21 de dezembro de 2012

KRISIUN: UM TRIBUTO PARA A MÚSICA EXTREMA


Além dos gaúchos, evento contou com as bandas Anonymous Hate, Eutanos, Vital Remains e Malevolent Creation

Texto e fotos: João Messias Jr.

Krisiun
O último sábado (15) foi um dia que os fãs de metal não tiveram do que reclamar, pois em cada canto da região da capital haviam espetáculos destinados aos fãs do estilo, seja ele fã de metal moderno, rock pesado e metal extremo.

Este último pode ter recebido um dos “casts” mais poderosos que já vieram por esses lados. Imagina ter numa mesma noite as lendas do metal extremo Krisiun, Malevolent Creation e Vital Remains, acompanhadas dos equatorianos do Eutanos e os brazucas do Anonymous Hate no já tradicional Carioca Club, que recebeu um excelente público

Quem não viu, perdeu

Eutanos
Infelizmente, graças ao nosso transporte público, cheguei às 16h30 e acabei perdendo a apresentação do Anonymous Hate, uma pena. 

A segunda banda da noite foi o Eutanos, que faz um som interessante, que lembra muito aqueles grupos oitentistas, com uma mistura de Speed/Death/Black/Thrash/Heavy muito bem trabalhado (pegar formação), com destaque para o vocalista James Peterson, com um vocal agudo e fino, que varia em momentos agonizantes e esgoelados. 

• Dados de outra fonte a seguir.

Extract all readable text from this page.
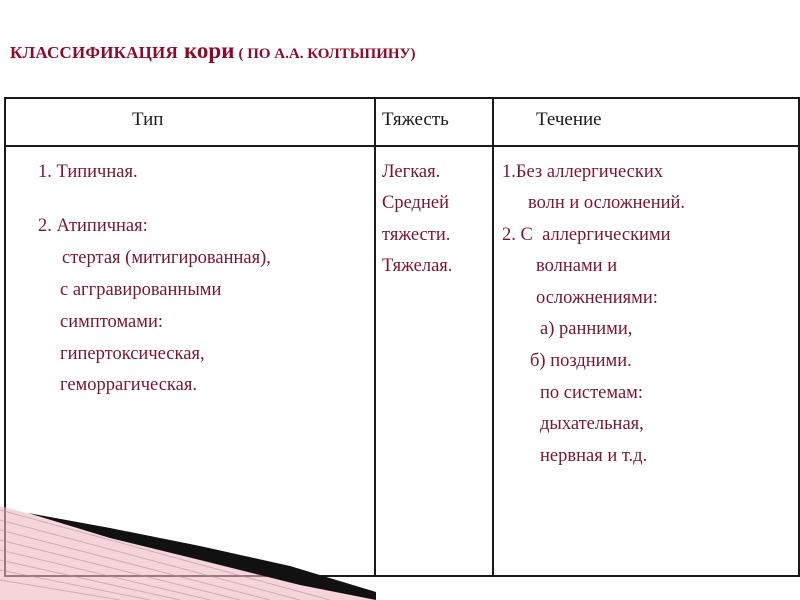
КЛАССИФИКАЦИЯ кори ( ПО А.А. КОЛТЫПИНУ)
Тип	Тяжесть	Течение
1. Типичная.
2. Атипичная:
стертая (митигированная),
с аггравированными
симптомами:
гипертоксическая,
геморрагическая.
Легкая.
Средней
тяжести.
Тяжелая.
1.Без аллергических
волн и осложнений.
2. С  аллергическими
волнами и
осложнениями:
а) ранними,
б) поздними.
по системам:
дыхательная,
нервная и т.д.
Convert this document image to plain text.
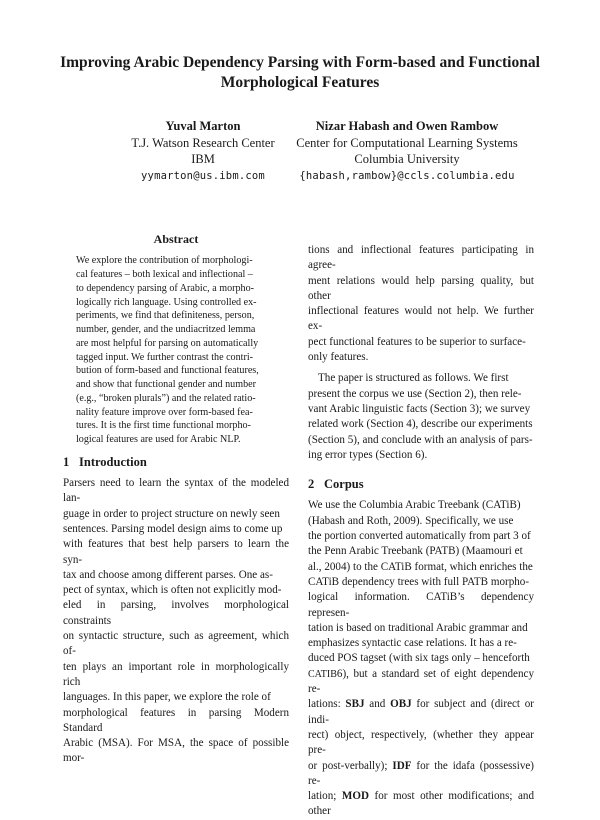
Improving Arabic Dependency Parsing with Form-based and Functional Morphological Features
Yuval Marton
T.J. Watson Research Center
IBM
yymarton@us.ibm.com
Nizar Habash and Owen Rambow
Center for Computational Learning Systems
Columbia University
{habash,rambow}@ccls.columbia.edu
Abstract
We explore the contribution of morphologi-
cal features – both lexical and inflectional –
to dependency parsing of Arabic, a morpho-
logically rich language. Using controlled ex-
periments, we find that definiteness, person,
number, gender, and the undiacritzed lemma
are most helpful for parsing on automatically
tagged input. We further contrast the contri-
bution of form-based and functional features,
and show that functional gender and number
(e.g., “broken plurals”) and the related ratio-
nality feature improve over form-based fea-
tures. It is the first time functional morpho-
logical features are used for Arabic NLP.
1 Introduction
Parsers need to learn the syntax of the modeled lan-
guage in order to project structure on newly seen
sentences. Parsing model design aims to come up
with features that best help parsers to learn the syn-
tax and choose among different parses. One as-
pect of syntax, which is often not explicitly mod-
eled in parsing, involves morphological constraints
on syntactic structure, such as agreement, which of-
ten plays an important role in morphologically rich
languages. In this paper, we explore the role of
morphological features in parsing Modern Standard
Arabic (MSA). For MSA, the space of possible mor-
tions and inflectional features participating in agree-
ment relations would help parsing quality, but other
inflectional features would not help. We further ex-
pect functional features to be superior to surface-
only features.
The paper is structured as follows. We first
present the corpus we use (Section 2), then rele-
vant Arabic linguistic facts (Section 3); we survey
related work (Section 4), describe our experiments
(Section 5), and conclude with an analysis of pars-
ing error types (Section 6).
2 Corpus
We use the Columbia Arabic Treebank (CATiB)
(Habash and Roth, 2009). Specifically, we use
the portion converted automatically from part 3 of
the Penn Arabic Treebank (PATB) (Maamouri et
al., 2004) to the CATiB format, which enriches the
CATiB dependency trees with full PATB morpho-
logical information. CATiB’s dependency represen-
tation is based on traditional Arabic grammar and
emphasizes syntactic case relations. It has a re-
duced POS tagset (with six tags only – henceforth
CATIB6), but a standard set of eight dependency re-
lations: SBJ and OBJ for subject and (direct or indi-
rect) object, respectively, (whether they appear pre-
or post-verbally); IDF for the idafa (possessive) re-
lation; MOD for most other modifications; and other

A única pisada na bola foi a do público, que estava todo do lado de fora do Carioca Club e apenas algumas testemunhas presenciaram o som dos equatorianos.

Possessão Demoníaca

Vital Remains
Tem coisas que sabemos que são clichês, mas que funcionam muito bem num show, como a abertura da apresentação do quinteto Vital Remains. Todos de costas ao som de uma intro. Podemos dizer que apartir daí eles ganharam o público. 

Tendo como personagem principal a figura do vocalista Brian Werner, que parecia o demônio da Tazmania correndo de um lado para outro, com uma voz assustadora, que ao lado dos seus asseclas fizeram um set forte, agressivo e extremo, com destaque Where is Your God Now? e Hammer Down the Nails, dedicada a Chuck Schuldiner.

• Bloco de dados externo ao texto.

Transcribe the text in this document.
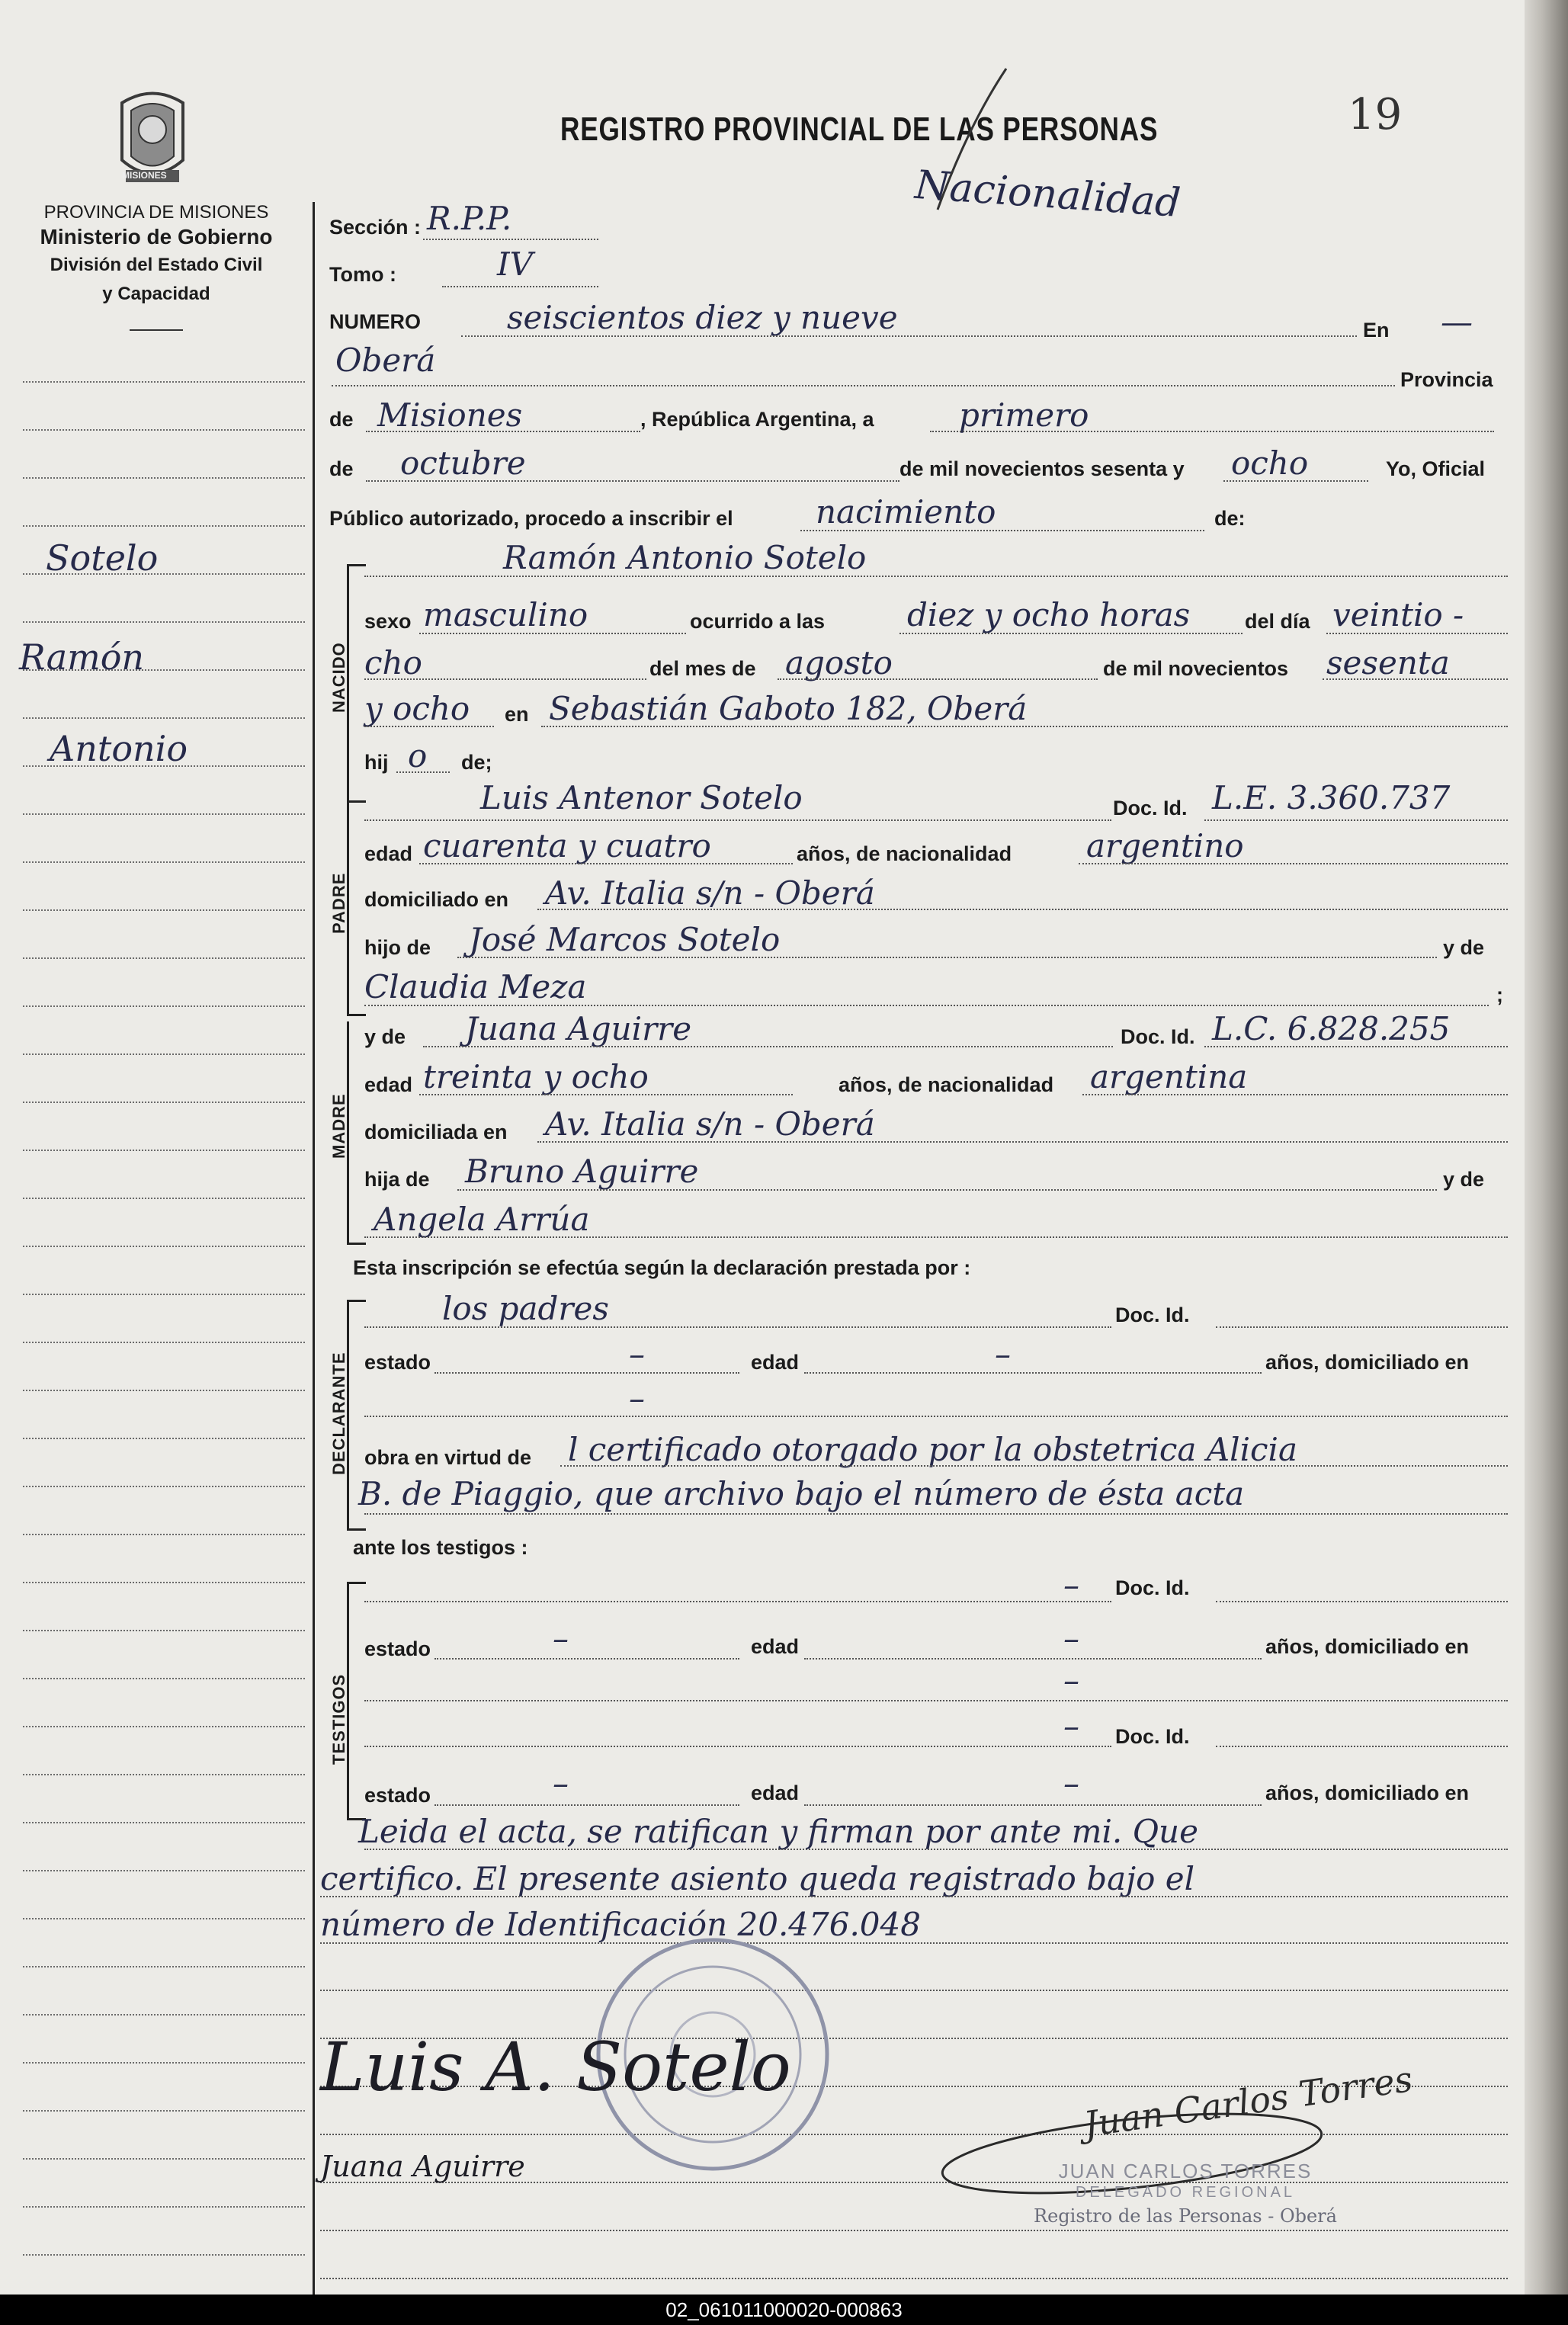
MISIONES
PROVINCIA DE MISIONES
Ministerio de Gobierno
División del Estado Civil
y Capacidad
Sotelo
Ramón
Antonio
REGISTRO PROVINCIAL DE LAS PERSONAS	19
Nacionalidad
Sección : R.P.P.
Tomo :	IV
NUMERO	seiscientos diez y nueve	En —
Oberá
Provincia
de Misiones	, República Argentina, a	primero
de octubre	de mil novecientos sesenta y ocho	Yo, Oficial
Público autorizado, procedo a inscribir el	nacimiento	de:
NACIDO
Ramón Antonio Sotelo
sexo masculino	ocurrido a las	diez y ocho horas	del día veintio -
cho	del mes de agosto	de mil novecientos sesenta
y ocho en Sebastián Gaboto 182, Oberá
hij o de;
PADRE
Luis Antenor Sotelo	Doc. Id. L.E. 3.360.737
edad cuarenta y cuatro	años, de nacionalidad argentino
domiciliado en Av. Italia s/n - Oberá
hijo de José Marcos Sotelo	y de
Claudia Meza	;
MADRE
y de Juana Aguirre	Doc. Id. L.C. 6.828.255
edad treinta y ocho	años, de nacionalidad argentina
domiciliada en Av. Italia s/n - Oberá
hija de Bruno Aguirre	y de
Angela Arrúa
Esta inscripción se efectúa según la declaración prestada por :
DECLARANTE
los padres	Doc. Id.
estado	–	edad	–	años, domiciliado en
–
obra en virtud de l certificado otorgado por la obstetrica Alicia
B. de Piaggio, que archivo bajo el número de ésta acta
ante los testigos :
TESTIGOS
– Doc. Id.
estado	–	edad	–	años, domiciliado en
–
– Doc. Id.
estado	–	edad	–	años, domiciliado en
Leida el acta, se ratifican y firman por ante mi. Que
certifico. El presente asiento queda registrado bajo el
número de Identificación 20.476.048
Luis A. Sotelo
Juana Aguirre
Juan Carlos Torres
JUAN CARLOS TORRES
DELEGADO REGIONAL
Registro de las Personas - Oberá
02_061011000020-000863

Outros destaques da apresentação deles foi o desempenho dos guitarristas Tony Lazaro e o brasileiro Bill Hudson (Circle II Circle/Cellador), e o baixista Gator Collier, que também se mostrou um excelente vocalista.

De volta aos anos 90

Malevolent Creation
Adeptos do Death Metal Tradicional, o Malevolent Creation mostrou como é possível ser brutal, extremo, agressivo e cativante “apenas” com gutural, guitarra, baixo e bateria.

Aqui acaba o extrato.